Deze richtlijn is in het algemeen een document met aanbevelingen en handelingsinstructies
ter ondersteuning van de praktijkvoering van alle professionals die betrokken
zijn bij de zorgverlening aan mensen met schizofrenie, en dient dan ook als zodanig te
worden gebruikt. De richtlijn berust op de resultaten van wetenschappelijk onderzoek,
ervaringskennis en aansluitende meningsvorming door beroepsbeoefenaren en patiënten
en is gericht op het uitdrukkelijk beschrijven van goed (‘optimaal’) handelen.
De richtlijn beoogt een leidraad te geven voor diagnostiek en behandeling van volwassenen
met schizofrenie.
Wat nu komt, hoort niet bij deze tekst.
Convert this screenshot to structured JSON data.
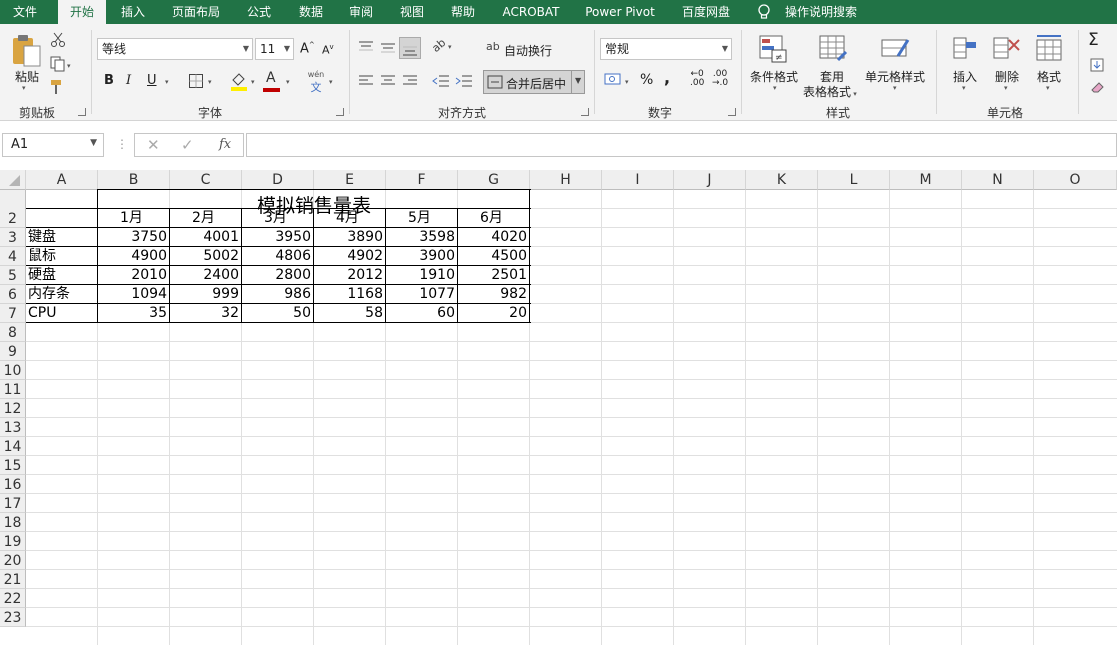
{
  "menu": {
    "tabs": [
      {
        "label": "文件"
      },
      {
        "label": "开始"
      },
      {
        "label": "插入"
      },
      {
        "label": "页面布局"
      },
      {
        "label": "公式"
      },
      {
        "label": "数据"
      },
      {
        "label": "审阅"
      },
      {
        "label": "视图"
      },
      {
        "label": "帮助"
      },
      {
        "label": "ACROBAT"
      },
      {
        "label": "Power Pivot"
      },
      {
        "label": "百度网盘"
      },
      {
        "label": "操作说明搜索"
      }
    ],
    "active_tab": "开始"
  },
  "ribbon": {
    "clipboard": {
      "paste_label": "粘贴",
      "group_label": "剪贴板"
    },
    "font": {
      "font_name": "等线",
      "font_size": "11",
      "group_label": "字体",
      "bold": "B",
      "italic": "I",
      "underline": "U",
      "grow": "A",
      "shrink": "A",
      "phonetic_top": "wén",
      "phonetic_bottom": "文",
      "font_color_letter": "A"
    },
    "alignment": {
      "wrap_text": "自动换行",
      "merge_center": "合并后居中",
      "group_label": "对齐方式",
      "orient_glyph": "ab",
      "wrap_glyph": "ab"
    },
    "number": {
      "format": "常规",
      "percent": "%",
      "comma": ",",
      "inc_decimal_top": "←0",
      "inc_decimal_bottom": ".00",
      "dec_decimal_top": ".00",
      "dec_decimal_bottom": "→.0",
      "group_label": "数字"
    },
    "styles": {
      "conditional": "条件格式",
      "table_format_1": "套用",
      "table_format_2": "表格格式",
      "cell_styles": "单元格样式",
      "group_label": "样式"
    },
    "cells": {
      "insert": "插入",
      "delete": "删除",
      "format": "格式",
      "group_label": "单元格"
    },
    "editing": {
      "sum": "Σ"
    }
  },
  "formula_bar": {
    "name_box": "A1",
    "fx": "fx",
    "formula": ""
  },
  "sheet": {
    "columns": [
      "A",
      "B",
      "C",
      "D",
      "E",
      "F",
      "G",
      "H",
      "I",
      "J",
      "K",
      "L",
      "M",
      "N",
      "O"
    ],
    "rows": [
      "1",
      "2",
      "3",
      "4",
      "5",
      "6",
      "7",
      "8",
      "9",
      "10",
      "11",
      "12",
      "13",
      "14",
      "15",
      "16",
      "17",
      "18",
      "19",
      "20",
      "21",
      "22",
      "23"
    ],
    "title": "模拟销售量表",
    "months": [
      "1月",
      "2月",
      "3月",
      "4月",
      "5月",
      "6月"
    ],
    "data": [
      {
        "name": "键盘",
        "values": [
          "3750",
          "4001",
          "3950",
          "3890",
          "3598",
          "4020"
        ]
      },
      {
        "name": "鼠标",
        "values": [
          "4900",
          "5002",
          "4806",
          "4902",
          "3900",
          "4500"
        ]
      },
      {
        "name": "硬盘",
        "values": [
          "2010",
          "2400",
          "2800",
          "2012",
          "1910",
          "2501"
        ]
      },
      {
        "name": "内存条",
        "values": [
          "1094",
          "999",
          "986",
          "1168",
          "1077",
          "982"
        ]
      },
      {
        "name": "CPU",
        "values": [
          "35",
          "32",
          "50",
          "58",
          "60",
          "20"
        ]
      }
    ]
  },
  "colors": {
    "accent": "#217346",
    "ribbon_bg": "#f3f3f3",
    "header_bg": "#efefef"
  }
}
De richtlijn moet gezien worden als een moederrichtlijn,
waarvan een vertaling kan plaatsvinden naar monodisciplinaire richtlijnen van afzonderlijke
beroepsgroepen en waarin aanknopingspunten voor lokale protocollen kunnen
worden gevonden. Het opstellen van lokale protocollen op basis van deze richtlijn
wordt – bij dezen – door de werkgroep aangemoedigd, omdat dat voor de implementatie
van de in de richtlijn beschreven optimale zorg bevorderlijk is.
Indien de aanbevelingen uit deze richtlijn in de concrete situatie niet aansluiten bij de
wensen of behoeften van de patiënt, dan moet het in principe mogelijk zijn beredeneerd
af te wijken van de richtlijn tenzij de wensen of behoeften van de patiënt naar
de mening van de behandelaar hem/haar kunnen schaden dan wel geen nut hebben.